Nestes casos, o consumidor deve entrar em contato com o SAC da operadora para contestar a cobrança. As respostas de contestação de débitos devem ocorrer também em cinco dias úteis. A contar do seu recebimento quando efetuadas por telefone e até 10 dias úteis no caso de correspondência.

Ao entrar em contato com o SAC da operadora, o consumidor deve sempre anotar o número do protocolo.

A operadora pode suspender o serviço por inadimplência?

O assinante de TV paga deve ser notificado por escrito com antecedência de pelo menos 15 dias sobre a suspensão.
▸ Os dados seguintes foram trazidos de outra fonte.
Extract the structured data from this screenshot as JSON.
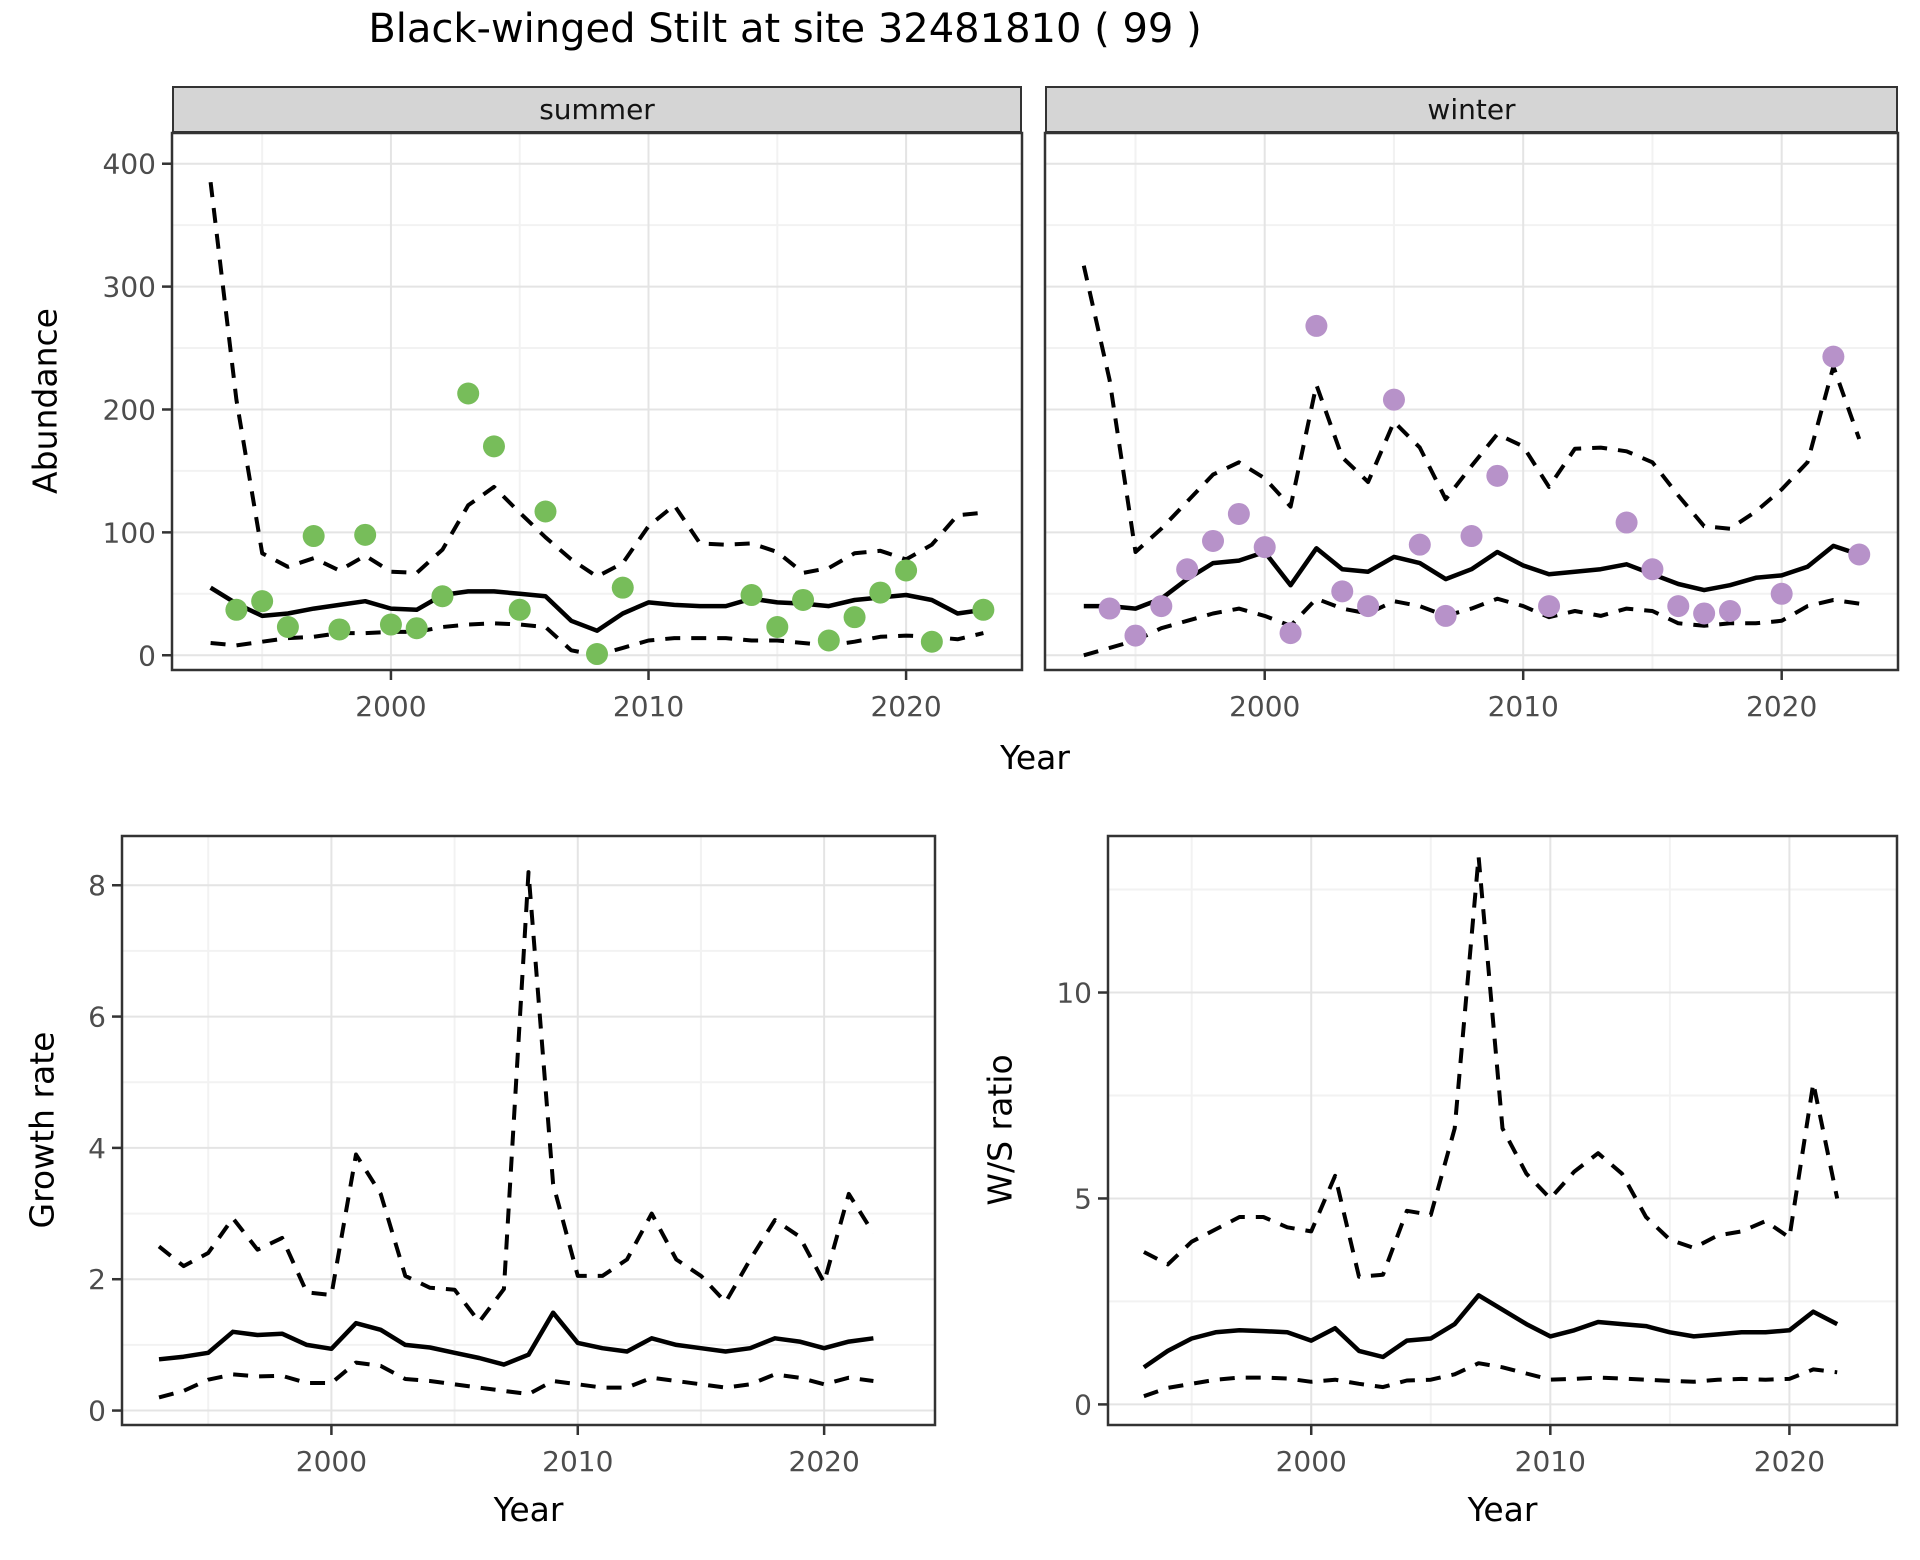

O serviço deverá ser restabelecido em até 48 horas. Contadas a partir da quitação dos débitos pendentes, ou em até 24 horas a partir da comprovação da quitação.

O consumidor pode pedir para suspender o serviço?

Sim. Desde que não tenha com nenhuma fatura em atraso, o consumidor tem o direito de requerer a suspensão do serviço, sem ônus, por um prazo mínimo de 30 e máximo de 120 dias dentro de cada período de 12 meses.

A prestadora tem prazo de 24 horas para atender à solicitação. Findo o prazo de suspensão, deve a prestadora restabelecer o serviço gratuitamente.

A operadora pode cobrar para efetuar a troca, ou reparos, dos equipamentos?

Depende do caso. Veja as hipóteses:

– Modernização de equipamentos: se a prestadora promoveu em sua rede uma evolução tecnológica que cause incompatibilidade técnica dos equipamentos antigos, a troca deve ser feita sem ônus ao consumidor. Exemplos: digitalização, aprimoramento do cartão de acesso)

– Vício ou defeito do produto – Verificado vício ou defeito de equipamento necessário à fruição do serviço, sua substituição deve ser promovida sem ônus ao consumidor.

– Responsabilidade do consumidor: se o equipamento foi danificado por dolo ou culpa do próprio consumidor, fica a critério da prestadora decidir sobre as condições de sua substituição.

Qual a antecedência mínima de recebimento do documento de cobrança?

O documento de cobrança deve ser recebido pelo consumidor pelo menos cinco dias úteis antes da data do vencimento.

O consumidor pode pedir a gravação das ligações feitas ao SAC?

Sim. O atendimento telefônico será sempre gravado e a empresa deverá guardar essa gravação por, no mínimo, 90 dias. O consumidor pode solicitar a gravação de sua conversa com o SAC.

A entrega deverá ocorrer por meio eletrônico, por correspondência ou pessoalmente, a critério do solicitante.

Caso o consumidor opte por encerrar o contato, qual o prazo para que a operadora retire os equipamentos?

Ao final do contrato, a prestadora deve recolher o equipamento em até 30 dias.